RAPTOR algorithm with caching


Introduction

This post is a brief follow up to the original RAPTOR transit routing blog post I wrote a few days ago. Again, the post and this one are based on this paper, by MSR. This post is in response to the various optimizations that were listed in the paper under section “3.1 Improvements.”

This post covers the optimizations as they are implemented in my code. It then remarks on the results, which I found to be disappointing. Basically, because each iteration causes a great deal of fan out, caching does not really help. Early iterations do not have a large number of qualifying stops but later iterations due, so cached stops only represent a small fraction of an every-growing number of qualifying stops to evaluate.

I hope my documenting this will help expose my methods in such a way that someone might see if there’s something else I am missing from the paper that might be used to increase the performance of this method. I do note that each iteration could easily be parallelized and that this would speed up each iterations runtime linearly. I can explore that, perhaps, in a later post.

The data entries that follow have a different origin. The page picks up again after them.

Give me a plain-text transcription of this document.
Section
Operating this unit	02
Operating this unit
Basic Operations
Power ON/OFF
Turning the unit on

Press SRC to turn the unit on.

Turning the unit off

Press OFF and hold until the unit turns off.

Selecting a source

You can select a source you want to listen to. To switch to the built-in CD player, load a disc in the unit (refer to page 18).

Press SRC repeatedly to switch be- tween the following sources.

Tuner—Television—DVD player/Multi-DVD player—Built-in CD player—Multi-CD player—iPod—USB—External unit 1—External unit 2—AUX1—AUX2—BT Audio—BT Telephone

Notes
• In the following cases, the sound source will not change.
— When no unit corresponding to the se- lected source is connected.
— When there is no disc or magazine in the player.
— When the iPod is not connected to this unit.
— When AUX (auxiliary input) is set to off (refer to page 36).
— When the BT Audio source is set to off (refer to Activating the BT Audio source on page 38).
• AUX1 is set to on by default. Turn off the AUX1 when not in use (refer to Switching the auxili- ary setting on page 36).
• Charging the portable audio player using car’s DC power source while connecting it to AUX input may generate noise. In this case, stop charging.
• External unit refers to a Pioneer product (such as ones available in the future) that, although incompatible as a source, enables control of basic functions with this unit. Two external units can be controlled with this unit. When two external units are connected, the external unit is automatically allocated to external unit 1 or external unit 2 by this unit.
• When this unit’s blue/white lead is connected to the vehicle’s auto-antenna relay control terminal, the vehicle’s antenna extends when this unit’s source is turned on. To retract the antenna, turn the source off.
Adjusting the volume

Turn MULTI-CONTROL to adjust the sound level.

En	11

Suggested optimizations summary

The improvements mentioned were the following:

  • skip trips/routes that can’t be reached from a given stop on a kth round (a round being a transfer count step)
  • keep track of what stops have recently been updated (in the last kth round) and only check those for new trips
  • do not look at all stops in a trip; just look at the one with the earliest arrival
  • prune stops for just the earliest arrival

Updates to code

I updated the original notebook with this version, hosted as a Gist. This version introduces those key optimizations by introducing an object that does a more complete job of managing the state of each stop, instead of just the earliest arrival time to each.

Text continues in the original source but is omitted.